From the Guidelines
Mounjaro (tirzepatide) is a dual GIP/GLP-1 receptor agonist that has been shown to be effective in improving glycemic control and weight loss in patients with type 2 diabetes, with a recommended starting dose of 2.5 mg once weekly, gradually increasing to a maintenance dose of 5 mg, 10 mg, or 15 mg weekly based on glycemic response and tolerability 1, 2, 3, 4, 5.
Key Points
- Mounjaro works by enhancing insulin secretion when blood sugar is high, slowing gastric emptying, and reducing appetite, leading to both improved glycemic control and weight loss.
- Common side effects include nausea, vomiting, diarrhea, and stomach pain, which typically improve over time.
- Patients should inject Mounjaro subcutaneously in the abdomen, thigh, or upper arm, rotating injection sites with each dose.
- The medication should be stored in the refrigerator until use and can be kept at room temperature for up to 24 hours.
- Patients with a personal or family history of medullary thyroid carcinoma or Multiple Endocrine Neoplasia syndrome type 2 should not use Mounjaro, and it should be used cautiously in those with pancreatitis history.
Considerations
- Mounjaro has been shown to have a high glucose-lowering efficacy and a low risk of hypoglycemia, making it a suitable option for patients with type 2 diabetes who require improved glycemic control and weight loss 1, 2.
- The medication has also been shown to have potential benefits on cardiovascular outcomes, although more research is needed to fully understand its effects on major adverse cardiovascular events (MACE) and heart failure (HF) 4, 5.
- As with any medication, patients should be closely monitored for potential side effects and adverse reactions, and the medication should be used in accordance with the recommended dosing and administration guidelines.
From the FDA Drug Label
The FDA drug label does not answer the question.
From the Research
Overview of Mounjaro
- Mounjaro, also known as tirzepatide, is a dual incretin agonist of the glucose-dependent insulinotropic polypeptide (GIP) and glucagon-like peptide-1 (GLP-1) receptors 6, 7.
- It is approved for use as an adjunct to diet and exercise to improve glycaemic control in adults with type 2 diabetes mellitus (T2DM) in several countries, including the USA, EU, and Japan 6.
Efficacy and Safety
- Tirzepatide has been shown to be superior to GLP-1 receptor agonists, such as dulaglutide and semaglutide, in terms of glycaemic control and weight loss in adults with inadequately controlled T2DM 6, 8.
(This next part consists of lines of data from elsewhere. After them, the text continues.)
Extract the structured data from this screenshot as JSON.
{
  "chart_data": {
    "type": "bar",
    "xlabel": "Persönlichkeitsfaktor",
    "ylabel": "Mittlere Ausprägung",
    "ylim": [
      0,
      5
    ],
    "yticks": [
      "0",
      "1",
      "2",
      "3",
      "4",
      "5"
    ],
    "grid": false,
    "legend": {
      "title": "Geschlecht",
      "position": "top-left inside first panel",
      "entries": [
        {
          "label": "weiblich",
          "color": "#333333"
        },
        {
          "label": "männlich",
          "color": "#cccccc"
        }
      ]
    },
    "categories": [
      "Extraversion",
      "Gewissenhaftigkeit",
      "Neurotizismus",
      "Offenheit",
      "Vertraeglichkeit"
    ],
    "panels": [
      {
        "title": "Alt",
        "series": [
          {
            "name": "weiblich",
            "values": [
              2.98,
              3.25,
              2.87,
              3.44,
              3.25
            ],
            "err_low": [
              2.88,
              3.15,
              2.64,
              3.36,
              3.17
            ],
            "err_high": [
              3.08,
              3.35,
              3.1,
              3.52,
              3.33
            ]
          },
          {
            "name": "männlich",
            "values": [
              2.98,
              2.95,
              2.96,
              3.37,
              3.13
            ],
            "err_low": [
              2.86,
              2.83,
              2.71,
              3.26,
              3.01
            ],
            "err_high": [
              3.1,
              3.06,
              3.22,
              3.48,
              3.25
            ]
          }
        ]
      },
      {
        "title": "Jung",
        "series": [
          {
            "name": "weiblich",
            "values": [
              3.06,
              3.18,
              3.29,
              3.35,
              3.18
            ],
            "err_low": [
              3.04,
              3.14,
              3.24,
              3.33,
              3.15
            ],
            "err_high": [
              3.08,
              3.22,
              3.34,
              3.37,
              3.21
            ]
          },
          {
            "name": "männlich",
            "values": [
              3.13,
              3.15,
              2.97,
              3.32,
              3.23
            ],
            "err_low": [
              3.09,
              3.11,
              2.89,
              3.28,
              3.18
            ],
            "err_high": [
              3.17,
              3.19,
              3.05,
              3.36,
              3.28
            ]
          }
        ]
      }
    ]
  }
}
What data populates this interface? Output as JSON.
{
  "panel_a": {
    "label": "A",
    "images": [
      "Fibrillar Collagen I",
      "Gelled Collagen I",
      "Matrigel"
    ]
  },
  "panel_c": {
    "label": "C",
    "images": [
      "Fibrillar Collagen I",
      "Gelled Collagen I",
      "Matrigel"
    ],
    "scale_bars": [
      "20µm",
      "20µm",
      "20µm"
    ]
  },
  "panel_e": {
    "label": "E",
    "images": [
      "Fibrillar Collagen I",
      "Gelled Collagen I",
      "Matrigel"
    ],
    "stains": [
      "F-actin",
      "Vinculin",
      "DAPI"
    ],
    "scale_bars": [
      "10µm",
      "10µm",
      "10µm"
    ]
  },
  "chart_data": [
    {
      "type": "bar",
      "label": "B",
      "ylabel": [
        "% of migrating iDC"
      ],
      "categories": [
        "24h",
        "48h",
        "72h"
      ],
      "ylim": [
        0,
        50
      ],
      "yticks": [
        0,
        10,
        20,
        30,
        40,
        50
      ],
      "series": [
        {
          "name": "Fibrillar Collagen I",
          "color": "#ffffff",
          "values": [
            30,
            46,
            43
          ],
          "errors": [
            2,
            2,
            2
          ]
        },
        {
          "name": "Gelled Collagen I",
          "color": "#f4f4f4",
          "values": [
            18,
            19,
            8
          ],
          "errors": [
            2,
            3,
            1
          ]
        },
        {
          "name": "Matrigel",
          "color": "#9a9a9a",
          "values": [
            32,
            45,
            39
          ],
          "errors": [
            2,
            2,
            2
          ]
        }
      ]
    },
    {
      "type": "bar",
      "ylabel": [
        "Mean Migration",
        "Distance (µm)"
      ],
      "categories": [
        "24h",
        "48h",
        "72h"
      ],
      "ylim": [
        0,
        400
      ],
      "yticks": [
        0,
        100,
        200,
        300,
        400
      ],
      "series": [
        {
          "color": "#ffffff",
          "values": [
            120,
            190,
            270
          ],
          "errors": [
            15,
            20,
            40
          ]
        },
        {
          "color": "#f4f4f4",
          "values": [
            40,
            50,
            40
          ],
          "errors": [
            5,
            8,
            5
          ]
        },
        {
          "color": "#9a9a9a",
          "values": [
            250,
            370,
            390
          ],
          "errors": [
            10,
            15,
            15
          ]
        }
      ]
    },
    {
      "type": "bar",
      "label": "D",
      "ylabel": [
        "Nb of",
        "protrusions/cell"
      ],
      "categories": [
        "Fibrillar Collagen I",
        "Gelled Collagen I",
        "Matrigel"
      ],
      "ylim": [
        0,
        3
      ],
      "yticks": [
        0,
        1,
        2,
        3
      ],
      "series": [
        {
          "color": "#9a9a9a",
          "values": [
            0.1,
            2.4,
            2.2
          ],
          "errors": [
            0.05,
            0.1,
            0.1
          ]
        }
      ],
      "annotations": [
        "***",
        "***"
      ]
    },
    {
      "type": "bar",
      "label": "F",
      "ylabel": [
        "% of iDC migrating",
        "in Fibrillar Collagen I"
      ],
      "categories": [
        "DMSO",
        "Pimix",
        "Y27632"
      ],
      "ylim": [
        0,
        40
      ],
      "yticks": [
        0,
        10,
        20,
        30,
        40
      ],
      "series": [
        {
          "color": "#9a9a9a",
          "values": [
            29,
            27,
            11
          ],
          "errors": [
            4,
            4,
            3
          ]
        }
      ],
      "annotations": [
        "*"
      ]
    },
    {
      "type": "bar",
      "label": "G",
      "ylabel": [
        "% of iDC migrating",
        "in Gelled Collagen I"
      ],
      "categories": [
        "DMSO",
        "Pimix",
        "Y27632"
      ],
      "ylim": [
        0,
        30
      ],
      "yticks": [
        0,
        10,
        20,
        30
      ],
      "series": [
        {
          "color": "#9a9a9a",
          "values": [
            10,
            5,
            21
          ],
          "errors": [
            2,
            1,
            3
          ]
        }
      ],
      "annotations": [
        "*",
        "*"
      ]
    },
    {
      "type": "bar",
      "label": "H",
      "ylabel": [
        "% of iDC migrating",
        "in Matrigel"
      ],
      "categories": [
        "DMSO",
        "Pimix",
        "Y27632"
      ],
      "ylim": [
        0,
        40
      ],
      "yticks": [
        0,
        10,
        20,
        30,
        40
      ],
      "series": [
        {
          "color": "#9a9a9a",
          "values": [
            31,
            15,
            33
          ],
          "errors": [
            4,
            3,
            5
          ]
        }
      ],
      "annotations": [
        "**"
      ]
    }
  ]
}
- The drug has a safety profile consistent with that of GLP-1 receptor agonists, with a low risk of clinically significant or severe hypoglycaemia and no increased risk of major adverse cardiovascular events 6.
- Common adverse events associated with tirzepatide include gastrointestinal events, such as nausea, diarrhoea, decreased appetite, and vomiting, which are mostly mild to moderate in severity 6, 8, 9.
Clinical Trials
- The SURPASS clinical trials have demonstrated the efficacy and safety of tirzepatide in adults with T2DM, with significant improvements in glycaemic control and weight loss compared to placebo and other glucose-lowering drugs 10, 9.
- A systematic review and meta-analysis of seven clinical trials found that tirzepatide was associated with a dose-dependent superiority in lowering HbA1c and reducing body weight, with a similar incidence of hypoglycaemia compared to placebo and a lower incidence compared to basal insulin regimens 9.